In 1864, Bring independently would do the same. It is now known as the Bring-Jerrard quintic.  Such a reduction is important because it proved that a formula for the general quintic does exist, albeit it went beyond radicals and used elliptic functions, as was first done by Hermite.

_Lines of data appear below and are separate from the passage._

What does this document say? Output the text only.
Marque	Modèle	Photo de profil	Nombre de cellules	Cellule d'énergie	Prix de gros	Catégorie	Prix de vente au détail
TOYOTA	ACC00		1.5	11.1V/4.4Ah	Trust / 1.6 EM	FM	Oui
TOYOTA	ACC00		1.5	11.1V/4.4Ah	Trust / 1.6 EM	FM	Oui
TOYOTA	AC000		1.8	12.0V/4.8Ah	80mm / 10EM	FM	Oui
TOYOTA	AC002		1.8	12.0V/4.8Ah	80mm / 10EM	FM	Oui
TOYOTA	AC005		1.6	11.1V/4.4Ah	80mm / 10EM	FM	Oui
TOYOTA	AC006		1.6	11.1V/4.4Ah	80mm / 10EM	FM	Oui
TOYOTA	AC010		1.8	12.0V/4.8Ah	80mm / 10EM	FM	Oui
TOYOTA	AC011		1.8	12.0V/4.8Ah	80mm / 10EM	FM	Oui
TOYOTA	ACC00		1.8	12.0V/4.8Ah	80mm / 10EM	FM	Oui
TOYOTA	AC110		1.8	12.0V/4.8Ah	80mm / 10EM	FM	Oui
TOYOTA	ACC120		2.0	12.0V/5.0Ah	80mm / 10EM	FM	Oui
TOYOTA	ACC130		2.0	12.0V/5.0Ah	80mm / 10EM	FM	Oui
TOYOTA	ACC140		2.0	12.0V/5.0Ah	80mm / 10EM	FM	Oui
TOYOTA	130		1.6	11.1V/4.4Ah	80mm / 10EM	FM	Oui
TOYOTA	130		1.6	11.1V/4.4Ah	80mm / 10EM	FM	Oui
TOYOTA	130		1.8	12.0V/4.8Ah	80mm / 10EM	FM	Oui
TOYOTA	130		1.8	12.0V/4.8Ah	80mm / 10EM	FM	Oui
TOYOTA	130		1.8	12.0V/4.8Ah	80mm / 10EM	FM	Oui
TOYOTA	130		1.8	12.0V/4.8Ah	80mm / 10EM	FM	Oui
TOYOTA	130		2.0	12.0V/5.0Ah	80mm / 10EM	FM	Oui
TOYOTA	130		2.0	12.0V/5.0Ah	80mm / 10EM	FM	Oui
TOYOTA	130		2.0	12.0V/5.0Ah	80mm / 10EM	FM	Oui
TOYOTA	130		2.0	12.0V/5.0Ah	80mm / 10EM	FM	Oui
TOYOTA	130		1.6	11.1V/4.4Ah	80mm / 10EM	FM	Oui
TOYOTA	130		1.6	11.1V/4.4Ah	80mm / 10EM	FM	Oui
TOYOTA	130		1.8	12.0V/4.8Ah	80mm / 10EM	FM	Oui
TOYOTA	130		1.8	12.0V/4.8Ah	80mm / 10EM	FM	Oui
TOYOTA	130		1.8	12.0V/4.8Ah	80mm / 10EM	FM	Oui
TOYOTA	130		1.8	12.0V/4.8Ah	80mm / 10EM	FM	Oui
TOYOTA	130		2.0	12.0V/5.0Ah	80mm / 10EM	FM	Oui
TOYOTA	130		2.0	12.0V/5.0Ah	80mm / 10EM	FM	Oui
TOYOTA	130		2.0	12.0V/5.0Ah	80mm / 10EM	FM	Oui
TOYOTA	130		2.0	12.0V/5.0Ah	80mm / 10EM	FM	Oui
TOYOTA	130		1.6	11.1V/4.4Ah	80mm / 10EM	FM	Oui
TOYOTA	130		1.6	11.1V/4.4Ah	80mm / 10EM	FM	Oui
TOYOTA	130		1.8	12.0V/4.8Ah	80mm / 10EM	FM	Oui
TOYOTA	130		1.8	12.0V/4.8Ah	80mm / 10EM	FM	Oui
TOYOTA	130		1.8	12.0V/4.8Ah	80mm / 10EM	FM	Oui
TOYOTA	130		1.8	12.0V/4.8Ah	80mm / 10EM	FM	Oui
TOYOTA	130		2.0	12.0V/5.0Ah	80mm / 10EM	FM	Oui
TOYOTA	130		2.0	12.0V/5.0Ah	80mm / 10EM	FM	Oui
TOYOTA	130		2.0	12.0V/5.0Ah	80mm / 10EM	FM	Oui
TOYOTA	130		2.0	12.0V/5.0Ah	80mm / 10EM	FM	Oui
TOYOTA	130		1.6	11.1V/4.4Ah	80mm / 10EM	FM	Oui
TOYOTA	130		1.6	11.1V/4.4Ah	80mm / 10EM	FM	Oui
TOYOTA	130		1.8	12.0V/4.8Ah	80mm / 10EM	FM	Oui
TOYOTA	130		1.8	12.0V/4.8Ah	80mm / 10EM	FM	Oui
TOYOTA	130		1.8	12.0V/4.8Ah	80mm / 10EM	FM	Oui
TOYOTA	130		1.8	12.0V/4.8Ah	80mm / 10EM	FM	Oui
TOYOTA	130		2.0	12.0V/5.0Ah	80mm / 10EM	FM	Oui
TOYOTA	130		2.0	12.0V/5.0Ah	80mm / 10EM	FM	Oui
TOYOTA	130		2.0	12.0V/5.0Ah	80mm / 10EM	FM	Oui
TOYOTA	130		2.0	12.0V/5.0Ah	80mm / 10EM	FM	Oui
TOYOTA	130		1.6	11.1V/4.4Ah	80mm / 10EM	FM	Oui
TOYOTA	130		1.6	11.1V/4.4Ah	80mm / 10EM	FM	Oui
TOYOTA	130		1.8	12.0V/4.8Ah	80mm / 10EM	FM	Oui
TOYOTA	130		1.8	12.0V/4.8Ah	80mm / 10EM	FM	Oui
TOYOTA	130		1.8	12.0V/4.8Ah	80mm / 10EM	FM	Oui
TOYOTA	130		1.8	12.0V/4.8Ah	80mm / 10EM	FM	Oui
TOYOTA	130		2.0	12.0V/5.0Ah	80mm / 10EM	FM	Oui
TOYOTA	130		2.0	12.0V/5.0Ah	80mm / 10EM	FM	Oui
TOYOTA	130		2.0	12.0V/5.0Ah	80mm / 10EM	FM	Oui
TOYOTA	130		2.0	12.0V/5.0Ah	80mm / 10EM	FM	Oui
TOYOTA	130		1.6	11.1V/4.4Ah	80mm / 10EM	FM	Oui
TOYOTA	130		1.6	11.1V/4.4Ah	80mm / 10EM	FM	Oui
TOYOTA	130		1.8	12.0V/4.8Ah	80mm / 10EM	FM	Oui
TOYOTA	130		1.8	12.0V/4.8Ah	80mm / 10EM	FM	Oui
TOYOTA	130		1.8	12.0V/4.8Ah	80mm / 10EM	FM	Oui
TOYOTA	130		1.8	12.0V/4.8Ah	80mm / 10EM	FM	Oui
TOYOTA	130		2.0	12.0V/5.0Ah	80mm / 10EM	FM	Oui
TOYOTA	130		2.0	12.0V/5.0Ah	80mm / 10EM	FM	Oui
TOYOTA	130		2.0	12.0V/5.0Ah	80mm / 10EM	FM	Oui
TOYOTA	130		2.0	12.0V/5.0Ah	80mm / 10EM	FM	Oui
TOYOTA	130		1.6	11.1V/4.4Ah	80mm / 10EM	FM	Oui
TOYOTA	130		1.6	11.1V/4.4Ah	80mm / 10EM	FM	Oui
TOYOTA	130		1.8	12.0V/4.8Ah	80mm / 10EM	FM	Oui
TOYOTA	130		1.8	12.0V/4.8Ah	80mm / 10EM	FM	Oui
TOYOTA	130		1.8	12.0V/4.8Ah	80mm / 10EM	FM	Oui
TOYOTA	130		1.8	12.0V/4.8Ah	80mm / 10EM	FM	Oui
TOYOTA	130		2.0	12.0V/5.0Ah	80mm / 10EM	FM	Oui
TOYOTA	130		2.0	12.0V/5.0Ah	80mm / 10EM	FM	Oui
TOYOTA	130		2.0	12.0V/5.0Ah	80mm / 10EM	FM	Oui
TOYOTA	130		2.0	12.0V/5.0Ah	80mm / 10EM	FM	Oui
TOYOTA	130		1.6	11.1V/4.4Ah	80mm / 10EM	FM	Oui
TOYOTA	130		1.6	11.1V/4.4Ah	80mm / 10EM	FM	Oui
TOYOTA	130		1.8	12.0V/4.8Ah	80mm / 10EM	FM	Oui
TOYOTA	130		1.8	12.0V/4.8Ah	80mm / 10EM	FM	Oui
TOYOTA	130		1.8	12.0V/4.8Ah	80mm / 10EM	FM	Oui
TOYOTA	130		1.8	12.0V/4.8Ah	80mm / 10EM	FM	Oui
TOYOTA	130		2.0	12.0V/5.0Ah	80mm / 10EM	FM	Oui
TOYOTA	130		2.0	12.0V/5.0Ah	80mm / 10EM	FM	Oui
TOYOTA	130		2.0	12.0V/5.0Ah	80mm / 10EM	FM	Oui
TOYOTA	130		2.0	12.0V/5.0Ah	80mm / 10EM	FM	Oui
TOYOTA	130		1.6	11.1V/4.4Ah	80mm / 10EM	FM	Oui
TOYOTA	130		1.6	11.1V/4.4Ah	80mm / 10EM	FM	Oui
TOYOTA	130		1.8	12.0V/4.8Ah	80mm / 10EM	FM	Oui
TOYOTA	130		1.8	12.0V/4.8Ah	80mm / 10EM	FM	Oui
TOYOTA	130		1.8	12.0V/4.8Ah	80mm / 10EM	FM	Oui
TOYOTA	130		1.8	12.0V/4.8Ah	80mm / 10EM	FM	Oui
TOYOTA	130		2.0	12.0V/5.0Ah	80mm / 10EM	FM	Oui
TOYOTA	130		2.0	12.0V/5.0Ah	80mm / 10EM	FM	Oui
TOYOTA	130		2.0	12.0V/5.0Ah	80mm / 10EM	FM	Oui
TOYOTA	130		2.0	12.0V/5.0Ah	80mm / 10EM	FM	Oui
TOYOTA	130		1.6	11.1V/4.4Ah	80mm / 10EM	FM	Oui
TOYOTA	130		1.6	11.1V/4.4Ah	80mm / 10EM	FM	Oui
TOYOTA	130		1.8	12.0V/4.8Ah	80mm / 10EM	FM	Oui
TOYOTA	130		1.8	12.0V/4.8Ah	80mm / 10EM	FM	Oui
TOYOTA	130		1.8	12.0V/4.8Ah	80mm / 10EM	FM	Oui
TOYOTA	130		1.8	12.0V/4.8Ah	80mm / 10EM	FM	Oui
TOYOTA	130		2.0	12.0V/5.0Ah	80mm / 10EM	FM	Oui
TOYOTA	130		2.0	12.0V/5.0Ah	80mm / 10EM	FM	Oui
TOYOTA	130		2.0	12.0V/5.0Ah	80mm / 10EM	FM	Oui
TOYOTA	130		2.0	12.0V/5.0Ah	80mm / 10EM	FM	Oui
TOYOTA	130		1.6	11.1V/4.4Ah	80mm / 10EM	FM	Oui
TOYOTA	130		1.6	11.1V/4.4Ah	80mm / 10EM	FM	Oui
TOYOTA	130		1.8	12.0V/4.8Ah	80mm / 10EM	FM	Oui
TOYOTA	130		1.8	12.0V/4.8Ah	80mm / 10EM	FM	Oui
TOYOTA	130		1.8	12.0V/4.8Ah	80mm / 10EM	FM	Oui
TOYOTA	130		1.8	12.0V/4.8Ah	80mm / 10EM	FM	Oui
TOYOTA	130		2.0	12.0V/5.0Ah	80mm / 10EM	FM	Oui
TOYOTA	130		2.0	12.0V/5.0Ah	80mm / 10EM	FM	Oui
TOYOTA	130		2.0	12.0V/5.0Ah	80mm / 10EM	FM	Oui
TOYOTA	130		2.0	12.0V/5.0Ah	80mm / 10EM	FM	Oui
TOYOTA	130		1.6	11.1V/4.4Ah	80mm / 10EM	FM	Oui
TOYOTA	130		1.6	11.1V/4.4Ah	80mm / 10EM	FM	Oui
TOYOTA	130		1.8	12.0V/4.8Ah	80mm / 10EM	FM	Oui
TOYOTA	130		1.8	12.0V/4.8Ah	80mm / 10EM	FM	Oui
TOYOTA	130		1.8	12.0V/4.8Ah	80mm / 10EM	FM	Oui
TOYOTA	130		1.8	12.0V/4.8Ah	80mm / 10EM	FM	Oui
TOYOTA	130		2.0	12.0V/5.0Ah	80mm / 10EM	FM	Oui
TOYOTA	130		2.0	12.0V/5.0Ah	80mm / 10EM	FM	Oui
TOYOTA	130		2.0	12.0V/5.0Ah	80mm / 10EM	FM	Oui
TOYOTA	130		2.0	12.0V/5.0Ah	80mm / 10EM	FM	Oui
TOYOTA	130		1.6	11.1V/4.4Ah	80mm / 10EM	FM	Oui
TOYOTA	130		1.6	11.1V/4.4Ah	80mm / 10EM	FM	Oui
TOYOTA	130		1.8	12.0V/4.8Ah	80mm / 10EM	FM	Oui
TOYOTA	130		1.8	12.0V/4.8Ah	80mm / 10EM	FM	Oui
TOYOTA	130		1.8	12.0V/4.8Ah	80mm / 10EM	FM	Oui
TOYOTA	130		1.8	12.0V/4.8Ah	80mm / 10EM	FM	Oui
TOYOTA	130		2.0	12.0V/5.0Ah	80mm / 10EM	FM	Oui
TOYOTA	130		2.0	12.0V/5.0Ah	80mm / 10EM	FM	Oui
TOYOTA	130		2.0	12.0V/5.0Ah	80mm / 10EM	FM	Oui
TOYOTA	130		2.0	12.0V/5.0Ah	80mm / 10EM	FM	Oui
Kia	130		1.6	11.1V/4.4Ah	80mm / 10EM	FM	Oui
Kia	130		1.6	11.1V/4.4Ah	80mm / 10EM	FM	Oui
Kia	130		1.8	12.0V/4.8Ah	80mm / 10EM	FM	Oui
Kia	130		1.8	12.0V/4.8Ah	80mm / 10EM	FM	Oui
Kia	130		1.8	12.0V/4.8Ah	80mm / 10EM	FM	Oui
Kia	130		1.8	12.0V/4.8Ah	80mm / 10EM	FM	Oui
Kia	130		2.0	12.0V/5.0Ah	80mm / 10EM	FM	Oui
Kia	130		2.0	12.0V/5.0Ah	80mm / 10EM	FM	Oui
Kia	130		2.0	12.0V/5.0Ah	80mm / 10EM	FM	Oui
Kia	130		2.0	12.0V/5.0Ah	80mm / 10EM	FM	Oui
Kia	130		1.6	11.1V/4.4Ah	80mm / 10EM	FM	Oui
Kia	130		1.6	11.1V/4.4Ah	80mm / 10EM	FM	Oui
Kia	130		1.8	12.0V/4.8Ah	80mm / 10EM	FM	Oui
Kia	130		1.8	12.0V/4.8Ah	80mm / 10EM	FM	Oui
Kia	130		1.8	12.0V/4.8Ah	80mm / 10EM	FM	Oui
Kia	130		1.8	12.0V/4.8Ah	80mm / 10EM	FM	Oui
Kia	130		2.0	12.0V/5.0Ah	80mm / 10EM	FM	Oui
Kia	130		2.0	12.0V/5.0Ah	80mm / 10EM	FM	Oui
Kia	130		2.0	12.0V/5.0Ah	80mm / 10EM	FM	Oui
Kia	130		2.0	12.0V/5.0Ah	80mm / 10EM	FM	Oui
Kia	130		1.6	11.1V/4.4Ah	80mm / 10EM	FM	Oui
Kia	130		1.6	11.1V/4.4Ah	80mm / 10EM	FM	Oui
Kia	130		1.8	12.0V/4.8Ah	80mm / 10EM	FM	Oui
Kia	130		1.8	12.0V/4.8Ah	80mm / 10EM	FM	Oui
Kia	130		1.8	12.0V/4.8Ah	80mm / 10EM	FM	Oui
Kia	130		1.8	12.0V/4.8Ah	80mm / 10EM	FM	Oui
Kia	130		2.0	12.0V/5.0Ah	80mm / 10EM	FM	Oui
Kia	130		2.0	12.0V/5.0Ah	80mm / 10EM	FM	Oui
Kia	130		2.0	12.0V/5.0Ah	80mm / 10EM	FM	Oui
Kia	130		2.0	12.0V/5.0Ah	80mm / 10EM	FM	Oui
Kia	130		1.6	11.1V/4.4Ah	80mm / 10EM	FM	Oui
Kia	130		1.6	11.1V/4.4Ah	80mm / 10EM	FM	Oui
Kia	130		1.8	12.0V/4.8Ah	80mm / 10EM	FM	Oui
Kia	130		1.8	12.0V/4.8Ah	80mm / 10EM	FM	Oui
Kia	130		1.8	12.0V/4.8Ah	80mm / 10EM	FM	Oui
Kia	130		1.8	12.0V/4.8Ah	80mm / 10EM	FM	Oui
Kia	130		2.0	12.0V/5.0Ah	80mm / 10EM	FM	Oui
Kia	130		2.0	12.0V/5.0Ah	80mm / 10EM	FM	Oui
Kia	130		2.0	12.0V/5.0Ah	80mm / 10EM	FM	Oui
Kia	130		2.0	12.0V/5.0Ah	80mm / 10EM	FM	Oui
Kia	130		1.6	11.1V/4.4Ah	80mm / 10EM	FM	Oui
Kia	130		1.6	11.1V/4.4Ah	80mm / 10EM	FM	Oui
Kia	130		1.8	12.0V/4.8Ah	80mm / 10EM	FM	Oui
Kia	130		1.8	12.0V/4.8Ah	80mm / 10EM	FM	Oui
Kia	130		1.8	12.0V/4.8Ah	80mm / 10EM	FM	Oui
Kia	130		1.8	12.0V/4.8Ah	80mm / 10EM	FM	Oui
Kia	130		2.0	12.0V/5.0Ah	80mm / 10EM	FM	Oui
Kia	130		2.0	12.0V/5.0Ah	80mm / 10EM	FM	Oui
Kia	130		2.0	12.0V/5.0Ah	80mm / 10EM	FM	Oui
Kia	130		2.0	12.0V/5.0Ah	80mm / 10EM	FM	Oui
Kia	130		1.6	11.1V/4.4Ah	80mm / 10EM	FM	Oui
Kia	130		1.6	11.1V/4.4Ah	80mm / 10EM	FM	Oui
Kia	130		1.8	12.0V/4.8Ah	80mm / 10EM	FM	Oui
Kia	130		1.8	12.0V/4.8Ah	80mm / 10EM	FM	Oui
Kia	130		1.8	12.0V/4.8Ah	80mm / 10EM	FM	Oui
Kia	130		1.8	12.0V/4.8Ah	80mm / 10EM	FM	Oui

In 1885, Runge et al showed that all solvable quintics [1] with rational coefficients have the form,

$x^5+5\,\frac{4u+3}{u^2+1}xz^4+4\,\frac{(2u+1)(4u+3)}{u^2+1}z^5 = 0$

A century later, Spearman and Williams gave their version,

$x^5+5\,\frac{4v+3}{v^2+1}xz^4+4\,\frac{-2v+11}{\,v^2+1}z^5 = 0$

So which is it? It turns out they are two sides of the same coin. Using the Spearman-Williams parametrization, let,

$a = \frac{4v+3}{v^2+1}z^4$

$b = \frac{-2v+11}{\,v^2+1}z^5$

and eliminating v between them using resultants, one gets,

$\text{(2)}\;\; 4az^6+8bz^5-5a^2z^2+2abz-b^2 = 0$

This is one of the simplest sextic resolvents for the quintic:  given {a, b}, if one can solve for z, then [1] is solvable. Since [2] is only a quadratic for b, we can easily solve for it,

$b = az+4z^5+2z\sqrt{(a+z^4)(-a+4z^4)}$

Still let,

$a= \frac{4v+3}{v^2+1}z^4$

and substituting it into the positive case of the square root yields the b of the 1885 version, while the negative case gives the b of the 1994 one, proving that they are indeed two sides of the same coin.